Мать часто её в молитвах одуматься
просила, вернуться, простить Касьяна, что такое учинить вздумал,
только глуха была Лушка. Или от Бога отступилась, что он её в дом
родительский не вёл, то ли и вовсе ушла молодая.
Топот валенок заставил Фёклу
вздрогнуть и глянуть на порог. Ульяна, средняя дочка, обивала ноги
от снега, держась за платок, а рядом Варя и Вася в белых пуховых
платках да шубейках по пятки. Хороши с красными щеками да носом.
Восемь годов обеим вышло, лица такие, что не отличить, оно и
понятно, в один срок народились сёстры. Взгляд на деда бросили,
подошли гуськом, заглянули, как он спит в деревянной коробке, и к
бабе Фёкле ластиться. А она и рада, всё ж любящие руки, пущай
показывают, что нужна она на земле этой грешной не токмо себе.

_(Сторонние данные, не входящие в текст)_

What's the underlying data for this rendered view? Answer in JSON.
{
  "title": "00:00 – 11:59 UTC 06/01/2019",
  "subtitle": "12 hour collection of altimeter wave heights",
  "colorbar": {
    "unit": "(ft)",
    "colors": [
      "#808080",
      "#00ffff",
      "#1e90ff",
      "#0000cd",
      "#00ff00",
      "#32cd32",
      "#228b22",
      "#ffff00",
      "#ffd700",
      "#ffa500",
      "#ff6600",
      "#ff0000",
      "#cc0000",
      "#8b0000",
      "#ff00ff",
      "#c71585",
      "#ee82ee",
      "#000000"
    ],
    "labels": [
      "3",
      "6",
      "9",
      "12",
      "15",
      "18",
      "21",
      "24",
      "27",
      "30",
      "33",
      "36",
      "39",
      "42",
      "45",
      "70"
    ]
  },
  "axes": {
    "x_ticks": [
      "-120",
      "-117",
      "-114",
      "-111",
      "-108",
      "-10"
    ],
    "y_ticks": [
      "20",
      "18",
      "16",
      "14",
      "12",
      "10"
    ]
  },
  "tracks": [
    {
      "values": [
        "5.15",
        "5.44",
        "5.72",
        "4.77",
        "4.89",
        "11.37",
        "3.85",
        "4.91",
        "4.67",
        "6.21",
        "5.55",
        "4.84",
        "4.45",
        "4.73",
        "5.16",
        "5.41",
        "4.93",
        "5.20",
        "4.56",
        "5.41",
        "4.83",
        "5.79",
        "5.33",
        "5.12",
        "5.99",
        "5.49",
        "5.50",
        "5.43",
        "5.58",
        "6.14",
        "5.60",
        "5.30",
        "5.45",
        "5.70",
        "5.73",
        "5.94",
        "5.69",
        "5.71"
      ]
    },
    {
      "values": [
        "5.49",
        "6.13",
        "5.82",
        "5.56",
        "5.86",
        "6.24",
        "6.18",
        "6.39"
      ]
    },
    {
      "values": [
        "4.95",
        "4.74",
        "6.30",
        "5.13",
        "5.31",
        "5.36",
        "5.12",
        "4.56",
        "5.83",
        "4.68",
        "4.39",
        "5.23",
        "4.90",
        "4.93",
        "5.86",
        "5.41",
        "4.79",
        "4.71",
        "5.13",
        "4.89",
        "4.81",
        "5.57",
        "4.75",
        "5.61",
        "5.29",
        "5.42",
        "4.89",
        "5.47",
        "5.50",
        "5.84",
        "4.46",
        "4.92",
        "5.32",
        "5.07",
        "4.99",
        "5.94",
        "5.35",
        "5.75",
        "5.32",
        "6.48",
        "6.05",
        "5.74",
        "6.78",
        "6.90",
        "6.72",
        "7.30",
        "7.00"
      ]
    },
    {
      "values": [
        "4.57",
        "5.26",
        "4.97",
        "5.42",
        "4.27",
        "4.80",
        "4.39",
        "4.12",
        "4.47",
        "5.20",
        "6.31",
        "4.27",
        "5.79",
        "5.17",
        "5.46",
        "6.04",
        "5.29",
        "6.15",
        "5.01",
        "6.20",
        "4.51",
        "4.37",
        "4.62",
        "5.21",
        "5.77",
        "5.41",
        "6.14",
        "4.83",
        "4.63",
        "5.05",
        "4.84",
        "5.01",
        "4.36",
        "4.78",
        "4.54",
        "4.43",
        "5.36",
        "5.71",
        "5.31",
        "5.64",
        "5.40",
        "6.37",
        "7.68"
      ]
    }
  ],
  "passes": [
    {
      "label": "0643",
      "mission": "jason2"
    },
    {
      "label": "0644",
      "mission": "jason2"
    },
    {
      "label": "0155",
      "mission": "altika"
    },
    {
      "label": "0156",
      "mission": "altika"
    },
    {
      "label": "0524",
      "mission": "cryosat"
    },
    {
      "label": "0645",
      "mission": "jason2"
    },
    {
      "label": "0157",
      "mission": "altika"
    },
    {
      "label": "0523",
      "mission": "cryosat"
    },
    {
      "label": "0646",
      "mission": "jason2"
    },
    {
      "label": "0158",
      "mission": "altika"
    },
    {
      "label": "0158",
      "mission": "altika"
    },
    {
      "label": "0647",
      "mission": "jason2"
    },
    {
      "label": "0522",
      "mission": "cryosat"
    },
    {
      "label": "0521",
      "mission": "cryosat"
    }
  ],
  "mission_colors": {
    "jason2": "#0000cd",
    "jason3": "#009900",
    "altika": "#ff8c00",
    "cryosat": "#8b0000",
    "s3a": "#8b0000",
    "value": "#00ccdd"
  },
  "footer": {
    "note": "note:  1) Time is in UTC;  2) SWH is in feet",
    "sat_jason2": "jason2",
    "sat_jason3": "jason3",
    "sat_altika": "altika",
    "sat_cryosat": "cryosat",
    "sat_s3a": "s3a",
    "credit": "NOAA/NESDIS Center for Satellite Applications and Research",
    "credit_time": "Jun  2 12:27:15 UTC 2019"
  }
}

У Авдотьи своих шестеро душ, Ульяне
Бог троих дал, Петька воспитывает двое деток, если не считать
старшую, что от Степана, Ванька пока без семьи, службу стране
служит, а Лушка… Горький вдох вырвался снова из груди Фёклы, когда
она про младшую дочку вспоминала. Один Бог ведает, какова её судьба
стала.
- Ну ты чего? – села рядом с матерью
Ульяна, платок с головы стягивая. – Зосим о могилке сговорился,
копают мужики.
- Дорого возьмут, - пожевала губы
Фёкла, в голове себе чего-то кумекая.
- Так не с тебя, - отмахнулась
Ульяна, - Зосим дела решать станет. Что ж мы его не проводим, как
следует? – кивнула в сторону покойника.
Какой-никакой, а отец. Всякое было,
кто помянет – тому глаз вон. Всё ж родные все тут, обиды не таят,
пущай с Господом уходит.
Настя объявилась на пороге, а за ней
Игнат. Восемнадцать годков девке, невеста. Уж скоро снег сойдёт,
весна проталины искать станет, дабы добраться до земли спящей, а
как апрель подоспеет, там и свадьбу сыграют. Светятся глаза у
обоих, как друг на друга смотрят. Теперича Ульяна - мать, в её
руках судьба дочек. И уж известно: не отдаст она поневоле никому
дочек своих, как некогда её родители на закланье Рябому выдали.
Хоть и притерпелось с мужем, а сердце нет-нет да спросит.